Алена взяла Яшкину и свою праздничную одежду и тоже ушла.
И вновь тихо стало в доме. Грелся на солнце старый черный кот, жмурил глаза, лениво умываясь.
Над чашкой с медом попрежнему звенела пчела.
Глава шестая
1
Несколько дней Яшка провел в лавке. Там и ночевал. Нефед Мироныч ни к нему не шел, ни к себе не звал и все время проводил в поле. Вначале он хотел было просить атамана собрать сход стариков, чтобы по приговору схода при всем народе выпороть Яшку. Но это значило бы опозориться на всю округу: его, Загорулькина, ударил сын! И он отказался от этого намерения и все думал: как удержать Яшку в повиновении? Но не было уже в запасе у него таких средств, и он пал духом. Спасов день окончательно отделил от него сына.
Много дум передумал и Яшка. Целыми днями он просиживал в лавке, что-то считал, записывал в книжку, потом вырывал из нее листки и все ходил взад-вперед с хмурым, задумчивым видом. Теперь ему было ясно: из хутора надо уходить. Но куда? Дальше хутора он ходу не знал. Ехать к знакомым купцам, кланяться им — гордость не позволяла. Ему ли, Загорулькину, проситься в приказчики! Это было унизительно, и не этого хотел Яшка.

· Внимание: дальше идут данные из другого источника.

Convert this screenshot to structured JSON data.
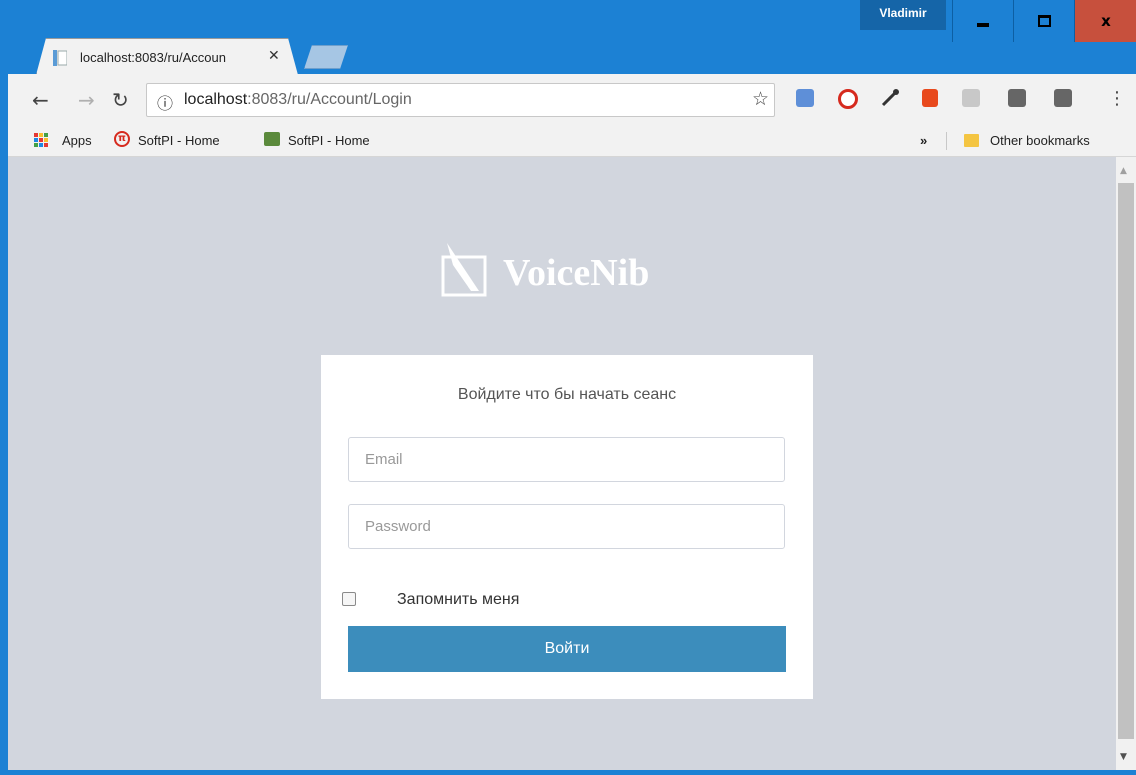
{
  "window": {
    "user": "Vladimir"
  },
  "tab": {
    "title": "localhost:8083/ru/Accoun"
  },
  "omnibox": {
    "url_host": "localhost",
    "url_rest": ":8083/ru/Account/Login"
  },
  "bookmarks": {
    "apps": "Apps",
    "items": [
      {
        "label": "SoftPI - Home"
      },
      {
        "label": "SoftPI - Home"
      }
    ],
    "overflow": "»",
    "other": "Other bookmarks"
  },
  "page": {
    "brand": "VoiceNib",
    "login_message": "Войдите что бы начать сеанс",
    "email_placeholder": "Email",
    "password_placeholder": "Password",
    "remember_label": "Запомнить меня",
    "remember_checked": false,
    "submit_label": "Войти"
  },
  "colors": {
    "window_frame": "#1c81d4",
    "page_background": "#d2d6de",
    "primary_button": "#3c8dbc",
    "close_button": "#c7503d"
  }
}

И мысли его опять вернулись к Оксане. Он не знал еще и не мог ясно себе представить, в чем и как Оксана может ему помочь. Но он чувствовал, что именно от нее зависит его судьба. Оксана жила среди богатых и влиятельных людей в Новочеркасске, она красива, воспитанна и не из гордых. «Ну, она поможет, упрошу, — рассуждал Яшка. — А к какому делу руки приложить? С чем начинать жить? Где взять денег?» На эти вопросы не находил он ответа.
Как-то перед вечером он пришел к Дороховым и пригласил Оксану пройтись на речку. Проходя мимо панского сада, они увидели деда Муху, и тот позвал их отведать груш.
— А то все одно я их не укараулю от вашего брата, — сказал он Яшке. — Картуз ты получил?
Яшка усмехнулся:
— Получил, спасибо.
В глубине сада, в тени вековых дубов и лип, находился старый полувысохший пруд. Он был окружен кустами бузины и калины, густо порос тиной, водорослями, кувшинками, поверхность его покрыла болотная зелень, и по ней стремительно плавали, оставляя дорожки, водяные пауки. Кругом не было ни души, не слышно было ни одной птицы, и даже лягушки, не шевелясь, как окаменелые, сидели на берегу и, бессмысленно вытаращив глаза, молчали. И было в этом их молчании, в этой водяной плесени, в густой тени перевитых диким хмелем кустов и деревьев что-то тоскливое, неживое.